Progress M1-11, identified by NASA as Progress 13P, was a Progress spacecraft used to resupply the International Space Station. It was a Progress-M1 11F615A55 spacecraft, with the serial number 260.

==Launch==
Progress M1-11 was launched by a Soyuz-U carrier rocket from Site 1/5 at the Baikonur Cosmodrome. Launch occurred at 11:58:08 UTC on 29 January 2004.

==Docking==
The spacecraft docked with the aft port of the Zvezda module at 13:13:11 UTC on 31 January 2004. It remained docked for 114 days before undocking at 09:19:29 UTC on 24 May 2004 to make way for Progress M-49. Following undocking, it remained in orbit for ten days, conducting tests of its attitude control system. It was deorbited at 09:50 UTC on 3 June 2004. The spacecraft burned up in the atmosphere over the Pacific Ocean, with any remaining debris landing in the ocean at around 10:36:25 UTC.
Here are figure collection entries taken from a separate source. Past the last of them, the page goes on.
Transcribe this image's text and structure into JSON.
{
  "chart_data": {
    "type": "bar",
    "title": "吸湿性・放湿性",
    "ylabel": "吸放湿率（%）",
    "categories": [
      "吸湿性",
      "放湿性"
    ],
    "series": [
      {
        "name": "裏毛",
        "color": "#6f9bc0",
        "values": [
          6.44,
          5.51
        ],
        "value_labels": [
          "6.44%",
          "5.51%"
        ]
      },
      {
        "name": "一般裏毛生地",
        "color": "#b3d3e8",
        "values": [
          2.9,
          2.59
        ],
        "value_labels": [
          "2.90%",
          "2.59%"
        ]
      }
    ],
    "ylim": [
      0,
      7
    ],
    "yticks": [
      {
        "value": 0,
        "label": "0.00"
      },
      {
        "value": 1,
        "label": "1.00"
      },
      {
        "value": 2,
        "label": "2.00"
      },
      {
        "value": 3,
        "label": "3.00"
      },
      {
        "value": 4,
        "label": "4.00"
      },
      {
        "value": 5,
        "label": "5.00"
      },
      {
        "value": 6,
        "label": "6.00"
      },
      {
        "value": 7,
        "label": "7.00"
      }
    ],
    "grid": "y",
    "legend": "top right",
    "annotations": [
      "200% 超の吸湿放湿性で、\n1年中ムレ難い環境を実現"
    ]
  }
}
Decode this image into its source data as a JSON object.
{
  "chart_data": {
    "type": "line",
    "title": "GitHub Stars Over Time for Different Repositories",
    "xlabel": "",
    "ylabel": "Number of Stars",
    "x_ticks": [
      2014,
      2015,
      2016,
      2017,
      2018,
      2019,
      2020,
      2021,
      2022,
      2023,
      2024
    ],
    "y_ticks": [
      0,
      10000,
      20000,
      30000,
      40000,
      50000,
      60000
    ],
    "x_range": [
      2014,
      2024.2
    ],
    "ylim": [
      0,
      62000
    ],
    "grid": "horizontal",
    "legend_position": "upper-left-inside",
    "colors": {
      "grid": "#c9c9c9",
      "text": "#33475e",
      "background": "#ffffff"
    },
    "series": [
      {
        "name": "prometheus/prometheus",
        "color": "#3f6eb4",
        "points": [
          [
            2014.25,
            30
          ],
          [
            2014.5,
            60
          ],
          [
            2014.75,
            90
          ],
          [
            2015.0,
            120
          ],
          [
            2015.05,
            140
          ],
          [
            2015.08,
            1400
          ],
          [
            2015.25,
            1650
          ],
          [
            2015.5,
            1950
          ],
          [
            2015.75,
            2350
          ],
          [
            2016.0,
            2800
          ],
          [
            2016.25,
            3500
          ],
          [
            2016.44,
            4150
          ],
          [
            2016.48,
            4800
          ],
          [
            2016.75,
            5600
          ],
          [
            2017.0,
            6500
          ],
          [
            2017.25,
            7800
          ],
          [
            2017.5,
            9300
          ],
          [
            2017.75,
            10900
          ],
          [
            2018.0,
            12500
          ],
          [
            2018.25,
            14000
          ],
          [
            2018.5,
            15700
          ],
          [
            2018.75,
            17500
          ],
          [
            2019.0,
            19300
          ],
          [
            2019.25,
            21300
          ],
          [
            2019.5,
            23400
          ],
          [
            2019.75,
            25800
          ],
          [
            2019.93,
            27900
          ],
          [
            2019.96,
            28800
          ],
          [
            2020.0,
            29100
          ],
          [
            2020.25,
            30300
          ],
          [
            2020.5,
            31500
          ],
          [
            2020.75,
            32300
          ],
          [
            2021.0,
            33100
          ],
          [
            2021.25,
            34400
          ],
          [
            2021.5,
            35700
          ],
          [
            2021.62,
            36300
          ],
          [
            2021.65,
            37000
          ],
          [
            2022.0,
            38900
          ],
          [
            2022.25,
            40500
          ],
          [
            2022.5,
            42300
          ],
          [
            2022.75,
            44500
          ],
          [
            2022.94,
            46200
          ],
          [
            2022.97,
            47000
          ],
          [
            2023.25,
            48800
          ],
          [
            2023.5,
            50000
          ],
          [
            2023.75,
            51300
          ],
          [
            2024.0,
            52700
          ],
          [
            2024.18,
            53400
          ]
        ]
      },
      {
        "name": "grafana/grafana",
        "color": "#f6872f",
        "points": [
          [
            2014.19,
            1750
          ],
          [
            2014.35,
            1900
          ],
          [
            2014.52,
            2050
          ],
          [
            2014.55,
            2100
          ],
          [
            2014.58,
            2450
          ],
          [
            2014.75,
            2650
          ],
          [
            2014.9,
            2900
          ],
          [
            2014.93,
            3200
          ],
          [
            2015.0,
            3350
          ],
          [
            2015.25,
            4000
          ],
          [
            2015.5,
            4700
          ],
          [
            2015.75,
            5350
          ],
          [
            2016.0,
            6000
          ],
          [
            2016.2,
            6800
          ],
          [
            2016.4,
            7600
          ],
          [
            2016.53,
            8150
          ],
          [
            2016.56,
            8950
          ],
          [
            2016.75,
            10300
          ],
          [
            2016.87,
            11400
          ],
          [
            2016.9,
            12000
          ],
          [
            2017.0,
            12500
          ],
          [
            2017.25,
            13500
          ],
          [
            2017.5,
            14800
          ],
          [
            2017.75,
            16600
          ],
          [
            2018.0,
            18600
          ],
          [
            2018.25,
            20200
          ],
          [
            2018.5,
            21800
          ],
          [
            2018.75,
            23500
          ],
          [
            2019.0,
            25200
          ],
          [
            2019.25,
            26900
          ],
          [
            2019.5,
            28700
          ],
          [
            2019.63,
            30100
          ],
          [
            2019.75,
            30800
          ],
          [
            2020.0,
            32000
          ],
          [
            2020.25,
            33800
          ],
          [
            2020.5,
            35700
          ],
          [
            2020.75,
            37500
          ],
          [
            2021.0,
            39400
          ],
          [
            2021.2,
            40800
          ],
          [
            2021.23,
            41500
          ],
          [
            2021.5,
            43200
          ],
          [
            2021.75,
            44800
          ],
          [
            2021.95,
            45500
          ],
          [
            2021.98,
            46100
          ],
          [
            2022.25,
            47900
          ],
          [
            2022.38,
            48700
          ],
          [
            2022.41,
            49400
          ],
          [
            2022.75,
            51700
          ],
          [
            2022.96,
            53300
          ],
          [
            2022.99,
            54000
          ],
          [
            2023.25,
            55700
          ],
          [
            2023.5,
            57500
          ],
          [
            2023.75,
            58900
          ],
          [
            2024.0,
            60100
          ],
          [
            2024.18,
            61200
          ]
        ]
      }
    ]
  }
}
Progress M1-11 carried supplies to the International Space Station, including food, water and oxygen for the crew and equipment for conducting scientific research. Its cargo included an Orlan spacesuit, a replacement flex hose for the Destiny module, a new Elektron oxygen generator with spare parts for the Elektron already aboard the ISS, some oxygen generator candles, spare batteries, new fire detection and suppression systems, a gas analysis system, cameras, data cassettes, and an external experiment package for the Zvezda module, Matreshka. It was also used to perform a reboost manoeuvre shortly before its departure from the ISS.

It was the last Progress-M1 11F615A55 to be launched, with all subsequent flights until 2011 using the earlier Progress-M spacecraft. An updated Progress M1, serial number 11F615A70, was later canceled. Progress-M was eventually replaced by 11F615A60, which retained the Progress-M designation, beginning with Progress M-01M in 2008.